In the period 17 December 2010 to 31 March 2011, the Treasury made one new designation under the Act. The final designation was made in respect of the military wing of Hezbollah, including the External Security Organisation (ESO). This replaced a designation of the ESO only, extending the freeze to the entire military wing of Hezbollah.
The Act contains a transitional provision that ensured that all designations made under the Terrorism (United Nations Measures) Order 2009 which were in force at the time the Act came into force remained valid as final designations under the Act until 17 March 2011, whereupon they would lapse if not already renewed. All 57 UK domestic asset freezes were therefore reviewed during the quarter to see whether they should be renewed as final designations under the Act.

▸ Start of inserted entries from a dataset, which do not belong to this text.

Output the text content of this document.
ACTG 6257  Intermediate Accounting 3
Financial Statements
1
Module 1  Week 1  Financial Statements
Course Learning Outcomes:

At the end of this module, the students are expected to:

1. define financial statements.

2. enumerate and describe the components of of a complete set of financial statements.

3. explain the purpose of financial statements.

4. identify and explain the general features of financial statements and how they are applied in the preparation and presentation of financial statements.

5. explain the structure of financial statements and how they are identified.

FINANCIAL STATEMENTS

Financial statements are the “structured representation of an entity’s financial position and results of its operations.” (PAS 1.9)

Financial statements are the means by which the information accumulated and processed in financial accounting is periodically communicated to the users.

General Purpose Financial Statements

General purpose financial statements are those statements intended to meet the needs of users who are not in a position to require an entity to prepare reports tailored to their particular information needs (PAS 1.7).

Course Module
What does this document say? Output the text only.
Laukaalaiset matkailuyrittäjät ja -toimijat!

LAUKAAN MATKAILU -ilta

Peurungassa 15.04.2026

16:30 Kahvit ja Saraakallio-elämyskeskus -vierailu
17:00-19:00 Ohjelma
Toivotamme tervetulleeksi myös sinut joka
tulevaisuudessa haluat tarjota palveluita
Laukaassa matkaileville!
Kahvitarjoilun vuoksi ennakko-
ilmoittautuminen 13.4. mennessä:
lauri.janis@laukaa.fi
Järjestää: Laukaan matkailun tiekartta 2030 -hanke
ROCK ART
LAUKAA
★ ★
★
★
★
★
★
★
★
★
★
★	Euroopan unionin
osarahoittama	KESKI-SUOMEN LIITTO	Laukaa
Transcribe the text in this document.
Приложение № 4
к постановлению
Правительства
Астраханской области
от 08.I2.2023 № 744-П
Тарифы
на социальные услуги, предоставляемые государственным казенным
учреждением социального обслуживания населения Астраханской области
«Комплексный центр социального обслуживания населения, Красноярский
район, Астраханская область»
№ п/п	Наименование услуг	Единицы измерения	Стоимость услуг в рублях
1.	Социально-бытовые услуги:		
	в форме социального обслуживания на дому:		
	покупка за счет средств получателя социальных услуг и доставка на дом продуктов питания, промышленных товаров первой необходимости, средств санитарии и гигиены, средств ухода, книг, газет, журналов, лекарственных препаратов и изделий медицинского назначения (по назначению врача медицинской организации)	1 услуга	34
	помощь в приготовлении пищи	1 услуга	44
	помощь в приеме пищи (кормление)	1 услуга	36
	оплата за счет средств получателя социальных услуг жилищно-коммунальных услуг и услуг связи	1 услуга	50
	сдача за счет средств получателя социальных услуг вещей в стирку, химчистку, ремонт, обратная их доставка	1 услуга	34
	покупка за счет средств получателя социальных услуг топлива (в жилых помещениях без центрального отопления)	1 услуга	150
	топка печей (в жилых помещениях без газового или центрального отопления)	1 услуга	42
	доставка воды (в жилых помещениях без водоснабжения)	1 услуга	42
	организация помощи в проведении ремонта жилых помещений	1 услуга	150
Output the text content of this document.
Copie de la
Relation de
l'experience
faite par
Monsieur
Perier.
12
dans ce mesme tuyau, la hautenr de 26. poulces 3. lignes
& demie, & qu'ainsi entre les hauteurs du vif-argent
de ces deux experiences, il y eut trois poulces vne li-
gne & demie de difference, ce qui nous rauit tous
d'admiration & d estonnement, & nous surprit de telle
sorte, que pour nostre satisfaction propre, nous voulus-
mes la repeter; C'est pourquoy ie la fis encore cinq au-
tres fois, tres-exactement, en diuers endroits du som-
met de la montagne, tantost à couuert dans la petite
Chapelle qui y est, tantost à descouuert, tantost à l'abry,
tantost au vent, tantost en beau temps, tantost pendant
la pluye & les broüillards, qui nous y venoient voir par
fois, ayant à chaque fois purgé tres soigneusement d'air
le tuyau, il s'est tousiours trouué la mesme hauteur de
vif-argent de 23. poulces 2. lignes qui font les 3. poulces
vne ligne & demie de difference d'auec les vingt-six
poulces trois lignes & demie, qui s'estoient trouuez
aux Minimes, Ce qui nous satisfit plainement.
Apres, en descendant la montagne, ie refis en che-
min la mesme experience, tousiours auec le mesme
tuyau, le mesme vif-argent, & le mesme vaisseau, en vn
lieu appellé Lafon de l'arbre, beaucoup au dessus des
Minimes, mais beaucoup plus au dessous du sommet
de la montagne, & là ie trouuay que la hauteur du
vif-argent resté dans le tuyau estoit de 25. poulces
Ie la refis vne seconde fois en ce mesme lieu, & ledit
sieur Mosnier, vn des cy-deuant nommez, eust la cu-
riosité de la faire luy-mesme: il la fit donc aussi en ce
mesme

Maintaining a fair and effective licensing system is crucial to ensuring the overall proportionality of the asset-freezing regime, whether the individuals concerned are subject to an asset freeze in accordance with a UN or EU listing, or domestic designation. A licensing framework is put in place for each person in the UK on a case-by-case basis. The key objective of the licensing system is to strike an appropriate balance between minimising the risk of diversion of funds to terrorism and implementing asset freezes in a proportionate way. Licences contain appropriate controls to protect against the risk of the diversion of funds for terrorist finance.
A total of 12 licences were issued this quarter under the Act in relation to four persons subject to an asset freeze. Of these, two were new licences, whereas the other 10 were existing licences which were reissued under the Act so as to reference the current legislation rather than the Terrorism (United Nations Measures) Order 2009, under the authority of which they were originally issued.
In addition to issuing licences relating to a specific person, the Treasury may also issue general licences, which apply to all persons designated under a particular regime or regimes. Licences are granted where there is a legitimate need for such transactions to proceed and where they can proceed without giving rise to any risk of terrorist finance.
The UN al-Qaeda and Taliban asset-freezing regime, established under UNSCR 1267, is implemented in the UK by Council Regulation (EC) No. 881/2002. Enforcement measures are provided for in the UK's Al-Qaida and Taliban (Asset-Freezing) Regulations 2010.
The general licences referred to above also apply to the UNSCR 1267 regime, with the exception of the general licence for insurance, the provision of which is not prohibited under the UNSCR 1267 regime.
2 This figure reflects the most updated account balances available and includes approximately $64,000 of suspected terrorist funds frozen in the UK. This has been converted using exchange rates as of 8/4/11.